Дочь Епишки улыбалась и, налив себе рюмку, почмокалась.

— Ты ведь у меня единая, ненаглядная моя. Мы теперь тебе такого жениха сыщем, какой тебе и во сне не снился.

Погорбился старый Анисим за эту неделю, щеки ввалились, а подбородок качался, будто шептал.

Простился с Епишкой и дочерью его и пошел опять с костылем, сгорбившись еще ниже.

— Ты как-нибудь, папаша, лошадь купи, — говорила Марфа отцу, — пахать станем.

— Теперь мы с тобой заживем, Марфунька, — говорил Епишка. — Земли у нас много, хлеба много, скота семь голов рогатого, лошадей только, жаль, увели. Недоглядки.

Плетется Анисим, на солнце поглядывает, до захода в монастырь надо попасть.

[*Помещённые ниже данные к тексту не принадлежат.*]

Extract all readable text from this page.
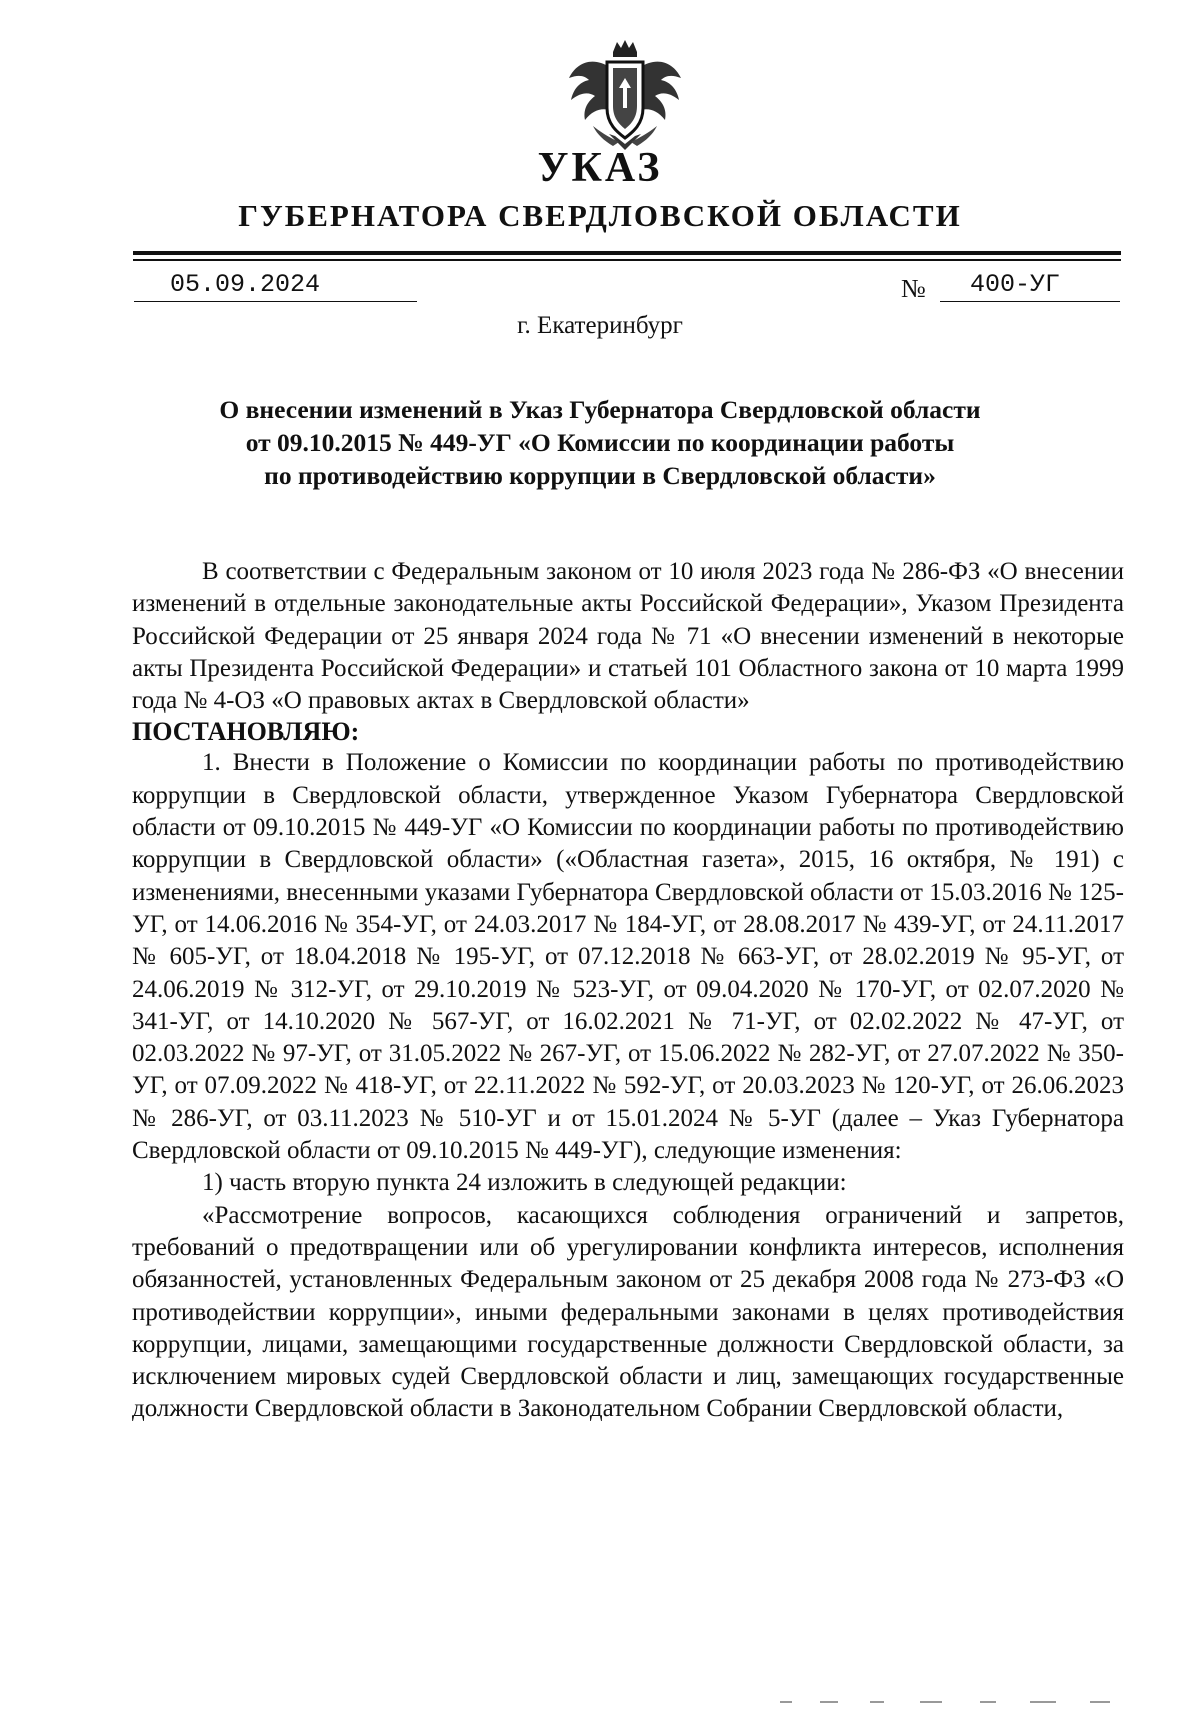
УКАЗ
ГУБЕРНАТОРА СВЕРДЛОВСКОЙ ОБЛАСТИ
05.09.2024	№	400-УГ
г. Екатеринбург
О внесении изменений в Указ Губернатора Свердловской области
от 09.10.2015 № 449-УГ «О Комиссии по координации работы
по противодействию коррупции в Свердловской области»

В соответствии с Федеральным законом от 10 июля 2023 года № 286-ФЗ «О внесении изменений в отдельные законодательные акты Российской Федерации», Указом Президента Российской Федерации от 25 января 2024 года № 71 «О внесении изменений в некоторые акты Президента Российской Федерации» и статьей 101 Областного закона от 10 марта 1999 года № 4-ОЗ «О правовых актах в Свердловской области»

ПОСТАНОВЛЯЮ:

1. Внести в Положение о Комиссии по координации работы по противодействию коррупции в Свердловской области, утвержденное Указом Губернатора Свердловской области от 09.10.2015 № 449-УГ «О Комиссии по координации работы по противодействию коррупции в Свердловской области» («Областная газета», 2015, 16 октября, № 191) с изменениями, внесенными указами Губернатора Свердловской области от 15.03.2016 № 125-УГ, от 14.06.2016 № 354-УГ, от 24.03.2017 № 184-УГ, от 28.08.2017 № 439-УГ, от 24.11.2017 № 605-УГ, от 18.04.2018 № 195-УГ, от 07.12.2018 № 663-УГ, от 28.02.2019 № 95-УГ, от 24.06.2019 № 312-УГ, от 29.10.2019 № 523-УГ, от 09.04.2020 № 170-УГ, от 02.07.2020 № 341-УГ, от 14.10.2020 № 567-УГ, от 16.02.2021 № 71-УГ, от 02.02.2022 № 47-УГ, от 02.03.2022 № 97-УГ, от 31.05.2022 № 267-УГ, от 15.06.2022 № 282-УГ, от 27.07.2022 № 350-УГ, от 07.09.2022 № 418-УГ, от 22.11.2022 № 592-УГ, от 20.03.2023 № 120-УГ, от 26.06.2023 № 286-УГ, от 03.11.2023 № 510-УГ и от 15.01.2024 № 5-УГ (далее – Указ Губернатора Свердловской области от 09.10.2015 № 449-УГ), следующие изменения:

1) часть вторую пункта 24 изложить в следующей редакции:

«Рассмотрение вопросов, касающихся соблюдения ограничений и запретов, требований о предотвращении или об урегулировании конфликта интересов, исполнения обязанностей, установленных Федеральным законом от 25 декабря 2008 года № 273-ФЗ «О противодействии коррупции», иными федеральными законами в целях противодействия коррупции, лицами, замещающими государственные должности Свердловской области, за исключением мировых судей Свердловской области и лиц, замещающих государственные должности Свердловской области в Законодательном Собрании Свердловской области,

По дорожке воронье каркает, гуси в межах на отлет собираются.

Пришел в келью, к игумену, пыльный с дороги, постучался.

— Благослови, отче… Вернулся. Теперь не пойду.

— Ну что, не обмануло тебя сердце твое?

— Нет, отче, сноха утонула. Господь меня надоумил сходить… Господь.

— Ты отдохни поди, вишь, как выглядишь плохо. А что ж старуха твоя не вернулась?

— Нима, отче; видно к угодникам в подножие улеглась. Сильная духом была, знал я, что ей не вернуться.

В келью пришел свою, на столе просфора зачерствевшая, невынутая.

Кусает зубами качающимися, молитву хлебу насущному читает.

И опять все как было: на стене скуфья на гвоздике, у окошка на подставочке цветы доморощенные не поливаны.

На мешочном тюфяке в дырки солома выбилась, в коричневых выструганных сучьях клопы гнездятся.

— Слава тебе, Христе боже наш, слава тебе.

Около рукомойника рушничок висит, покойная сноха вышивала.

— Всех похоронил, теперь самому на покой пора. Ой, как тяжело хоронить!

Захолодало. По селу потянулись с капустой обозы.

Хорошо молиться в осень темной ночи за чью-нибудь непутевую душу.

Обронили вербы четки зеленые, краснотой подернулись листья — удили шелковые.

Вечер. Голоса на дороге про темную ноченьку поют.

Прощай ты, пора нудная, томящая. Вылила ты из пота нашего колосья зернистые, кровью нашей напоила ягоды свои.

Марфа принялась за хозяйство. Сперва ей казалось все как-то по-чудному. Ночью она не могла дверь найти спросонья, вместо порога к загнетке печной забиралась.

Стало подсасывать что-то опять Епишку, не сиделось ему дома, горько было на чужое добро смотреть. Чужое несчастье на счастье не пошло.